Stangely enough, the common language (with its attendant symbol set) for engineering and research is de facto becoming English. Mandarin is not particularly suited for engineering and science as it forces both sides of the brain to work. Chinese learn English if they are going to be doing science and engineering because to not learn English is the equivalent of clamping on concrete overshoes at the start of a 100 meter race.

Enter St. George.

This gives the Western world a unique opportunity. In order to promote Democracy is China, we have only to insert some “viral memes”, perhaps as English ‘borrow words’. The French are always complaining about how English is tainting their ever-so-pure language, so let’s do it on purpose with the Chinese. Some of this is already happening—witness the CCP’s attempt to restrict Google search engine output, or restrict what terms are available in Microsoft Office’s built-in lexicon. The Western world should make every attempt to load up the scientific and technical disciplines with dual use connotations for essential engineering concepts. The CCP still views politics as independent of science and technology—a glaring flaw in their world view, as it is the free exchange of ideas that promote advancement in science.
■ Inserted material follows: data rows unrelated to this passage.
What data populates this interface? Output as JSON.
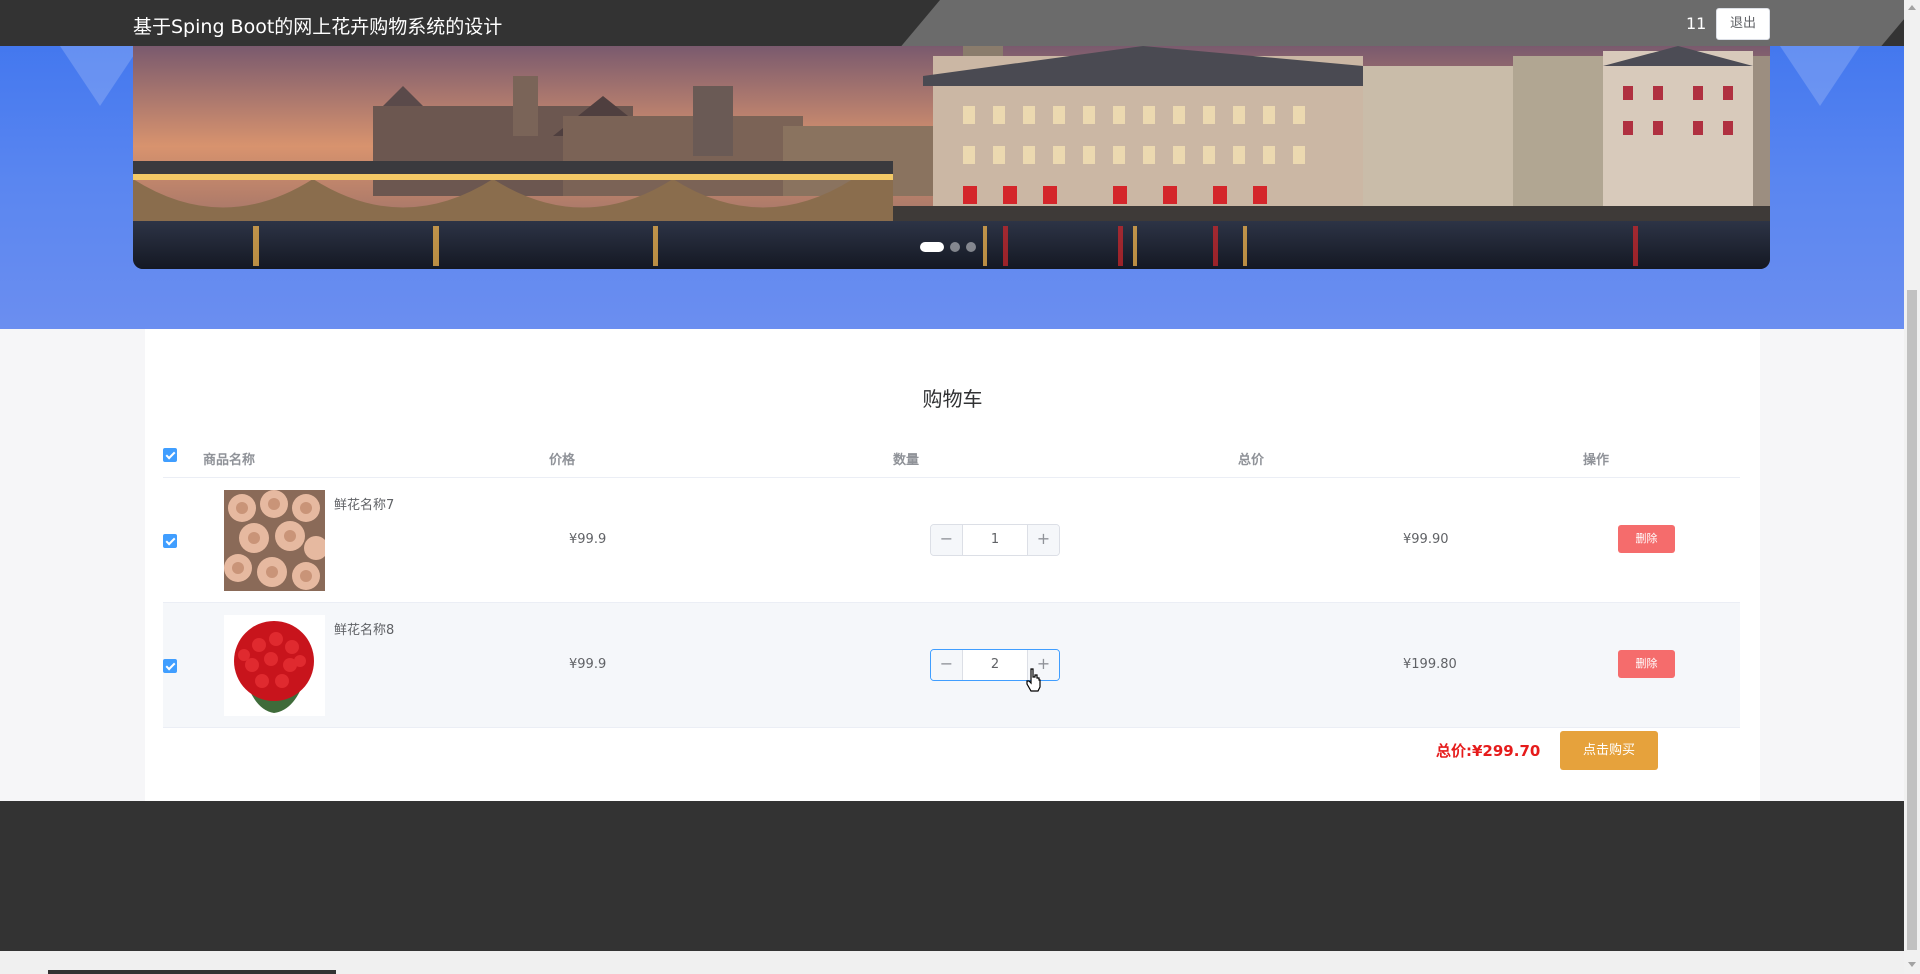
{
  "header": {
    "title": "基于Sping Boot的网上花卉购物系统的设计",
    "user": "11",
    "logout_label": "退出"
  },
  "carousel": {
    "slide_count": 3,
    "active_index": 0
  },
  "cart": {
    "title": "购物车",
    "columns": [
      "商品名称",
      "价格",
      "数量",
      "总价",
      "操作"
    ],
    "items": [
      {
        "name": "鲜花名称7",
        "price": "¥99.9",
        "quantity": "1",
        "total": "¥99.90",
        "delete_label": "删除",
        "checked": true,
        "image": "pink-roses-bouquet"
      },
      {
        "name": "鲜花名称8",
        "price": "¥99.9",
        "quantity": "2",
        "total": "¥199.80",
        "delete_label": "删除",
        "checked": true,
        "image": "red-roses-bouquet"
      }
    ],
    "summary_label": "总价:",
    "summary_value": "¥299.70",
    "buy_label": "点击购买"
  },
  "colors": {
    "topbar": "#333333",
    "banner_blue": "#5a86f0",
    "checkbox": "#409eff",
    "delete": "#f56c6c",
    "buy": "#e6a23c",
    "total_red": "#e61b1b"
  },
  "icons": [
    "minus-icon",
    "plus-icon",
    "check-icon",
    "pointer-cursor-icon"
  ]
}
The CCP’s position is essentially self-defeating anyway. What absurdity prompts them to sponsor thousands of students to Western Colleges where they learn the language, absorb and train in the technology; and yet expect them not to be exposed to democracy? The CCP will either have to allow the nasty democratic connotations or disallow English.

If they do the latter, they are hobbled and Chinese hegemony is no longer a threat—it becomes in fact a paper dragon. If they do the former, we also win, as the concepts the CCP wants to suppress are put to use, leading to increased awareness of the benefits of democracy and economic freedom.